Q7. How many requests were the Data Service proxies unable to successfully retry?

TBD


162 comments on the matter: first and second


Seong's take on status code 0 and status code 460, which I agree with: "It seems, status 0 from CloudFront and 460 from web cache and middle tier, they mean the same thing: client closed connection before server could respond. They are not standard HTTP status codes -- they cannot be returned to the client after all."

brent-hartwig commented 1 week ago

CPU Utilization Node Variance

CPU utilization was above 90% 27 of 399 data points. While that averages to 9 of 133 data points per node, it turns out:

As detailed in this comment, node 217 processed 33.33% of the requests.

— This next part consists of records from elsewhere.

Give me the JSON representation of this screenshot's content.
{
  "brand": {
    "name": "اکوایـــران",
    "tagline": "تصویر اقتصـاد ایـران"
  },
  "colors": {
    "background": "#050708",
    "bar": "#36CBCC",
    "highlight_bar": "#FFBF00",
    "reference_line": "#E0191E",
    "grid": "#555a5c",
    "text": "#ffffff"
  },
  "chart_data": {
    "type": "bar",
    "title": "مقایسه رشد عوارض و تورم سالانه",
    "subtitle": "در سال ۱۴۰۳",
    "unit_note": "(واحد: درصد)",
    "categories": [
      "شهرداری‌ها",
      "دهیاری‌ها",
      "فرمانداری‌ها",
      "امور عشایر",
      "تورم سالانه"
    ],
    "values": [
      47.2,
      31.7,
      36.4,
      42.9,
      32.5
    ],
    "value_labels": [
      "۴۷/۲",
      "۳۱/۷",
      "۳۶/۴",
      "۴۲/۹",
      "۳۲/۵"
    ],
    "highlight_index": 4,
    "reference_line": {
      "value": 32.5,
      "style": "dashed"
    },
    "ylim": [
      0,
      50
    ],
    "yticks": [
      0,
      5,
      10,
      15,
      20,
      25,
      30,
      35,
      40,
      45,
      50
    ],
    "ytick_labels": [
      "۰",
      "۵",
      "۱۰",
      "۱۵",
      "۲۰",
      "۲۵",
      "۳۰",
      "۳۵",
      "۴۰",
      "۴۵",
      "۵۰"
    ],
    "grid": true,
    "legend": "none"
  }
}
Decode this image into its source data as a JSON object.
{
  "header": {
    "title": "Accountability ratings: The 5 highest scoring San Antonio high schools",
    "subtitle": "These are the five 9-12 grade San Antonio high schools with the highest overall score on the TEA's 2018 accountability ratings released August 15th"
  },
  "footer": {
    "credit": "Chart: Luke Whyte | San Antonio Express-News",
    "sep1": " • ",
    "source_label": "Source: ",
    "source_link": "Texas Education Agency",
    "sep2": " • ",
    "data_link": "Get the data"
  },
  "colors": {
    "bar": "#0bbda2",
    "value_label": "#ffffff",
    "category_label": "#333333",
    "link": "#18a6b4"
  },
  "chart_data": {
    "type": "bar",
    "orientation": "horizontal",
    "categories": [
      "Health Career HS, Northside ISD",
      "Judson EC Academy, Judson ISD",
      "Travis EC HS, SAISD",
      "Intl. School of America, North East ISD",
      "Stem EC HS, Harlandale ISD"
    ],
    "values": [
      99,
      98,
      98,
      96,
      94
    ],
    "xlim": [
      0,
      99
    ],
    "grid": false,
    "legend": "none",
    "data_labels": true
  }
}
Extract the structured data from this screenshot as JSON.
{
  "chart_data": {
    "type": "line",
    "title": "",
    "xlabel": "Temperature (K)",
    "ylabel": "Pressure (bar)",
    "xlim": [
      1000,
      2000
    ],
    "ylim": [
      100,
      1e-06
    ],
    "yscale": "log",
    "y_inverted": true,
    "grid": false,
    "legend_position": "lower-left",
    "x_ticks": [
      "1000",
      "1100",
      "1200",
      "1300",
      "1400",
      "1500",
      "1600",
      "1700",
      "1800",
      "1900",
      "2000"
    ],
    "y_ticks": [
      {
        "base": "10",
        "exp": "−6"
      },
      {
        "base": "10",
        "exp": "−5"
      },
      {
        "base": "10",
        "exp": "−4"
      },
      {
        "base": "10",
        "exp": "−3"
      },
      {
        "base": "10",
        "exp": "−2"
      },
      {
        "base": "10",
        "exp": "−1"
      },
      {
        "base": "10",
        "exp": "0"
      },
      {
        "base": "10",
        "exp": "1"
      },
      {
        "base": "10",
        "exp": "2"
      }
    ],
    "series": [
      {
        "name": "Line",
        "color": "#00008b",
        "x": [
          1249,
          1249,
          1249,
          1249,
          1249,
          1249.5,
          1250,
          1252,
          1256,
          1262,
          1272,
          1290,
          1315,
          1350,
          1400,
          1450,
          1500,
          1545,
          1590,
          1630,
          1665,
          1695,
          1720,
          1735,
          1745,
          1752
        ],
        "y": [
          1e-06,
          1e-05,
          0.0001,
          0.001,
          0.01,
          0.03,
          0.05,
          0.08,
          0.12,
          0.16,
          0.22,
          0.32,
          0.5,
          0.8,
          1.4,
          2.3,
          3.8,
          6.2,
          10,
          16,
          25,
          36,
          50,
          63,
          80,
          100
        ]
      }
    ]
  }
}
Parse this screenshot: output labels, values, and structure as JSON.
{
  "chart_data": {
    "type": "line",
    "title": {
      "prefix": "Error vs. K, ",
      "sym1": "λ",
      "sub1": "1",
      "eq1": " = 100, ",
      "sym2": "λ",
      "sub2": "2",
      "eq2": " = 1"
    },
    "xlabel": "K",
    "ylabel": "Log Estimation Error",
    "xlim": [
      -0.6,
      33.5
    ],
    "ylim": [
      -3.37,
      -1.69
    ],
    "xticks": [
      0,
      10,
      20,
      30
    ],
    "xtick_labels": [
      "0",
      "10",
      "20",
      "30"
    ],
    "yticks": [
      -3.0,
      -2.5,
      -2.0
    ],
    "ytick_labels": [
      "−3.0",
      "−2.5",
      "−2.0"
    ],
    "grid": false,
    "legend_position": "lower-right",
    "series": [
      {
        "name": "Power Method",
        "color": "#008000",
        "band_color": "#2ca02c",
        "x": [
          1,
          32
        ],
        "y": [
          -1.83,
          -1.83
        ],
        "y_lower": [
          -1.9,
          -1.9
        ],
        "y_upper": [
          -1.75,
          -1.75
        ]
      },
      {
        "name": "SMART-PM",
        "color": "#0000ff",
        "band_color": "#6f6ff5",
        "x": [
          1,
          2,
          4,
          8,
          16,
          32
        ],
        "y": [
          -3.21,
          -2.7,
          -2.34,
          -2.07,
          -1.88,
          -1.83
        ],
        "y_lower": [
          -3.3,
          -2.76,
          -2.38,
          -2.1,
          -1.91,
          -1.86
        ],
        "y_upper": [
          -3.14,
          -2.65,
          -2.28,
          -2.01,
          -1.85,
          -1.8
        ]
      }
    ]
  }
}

Data informing the above: cpu-detail-20240618-190721.xlsx, which is a formatted version of the previously shared version.

Takeaway: node 217 is taxed more than the other two nodes --possibly enough to investigate and/or monitor. A possible explanation is a sub-par ec2 instance (or dependency thereof).

brent-hartwig commented 1 week ago

After adding data from QA's report, we were able to complete this test's column in the key metrics spreadsheet.

Here is a comparison of this test to its baseline:

image

Highlights of the comparison:

  1. Both tests had an overall error rate of 4.41% --a positive indicator.
  2. The eight VU flows (a.k.a., transactions) with individual error rates of 10% or greater were the same in both tests.
    • Four had greater error rates in the latest test, ranging from 0.59% to 9.47%. The flow with the largest increase in was "Lux_Events_tab".
    • The other four had smaller error rates in the latest test, ranging from 1.73% to 17.87%. The flow with the largest decrease was "Lux_Objects_Faucets".
    • Unknown to what degree that these flow-level error rate changes are due to the change being tested.
  3. In three of the four individual VU flows we track, this test was faster with three of them, including simple search --opposite of what one may have expected.
  4. This test had a faster average, unweighted VU response time --another surprise.
  5. This test took CPU utilization from 90.32% to 94.47%. Note that one node was taxed more than the other two, which is detailed in the CPU Utilization Node Variance comment.
  6. The backend request count was inline with the baseline test. Separately, we are still looking into the lower than expected backend request counts; see the stack response count analysis comment for an analysis of the load balancers.
  7. In both tests, 8003's request queue reported full for most of the test and the ML load balancer returned MANY 504s. Here too, we continue to look into it; for more, see the 504s comment.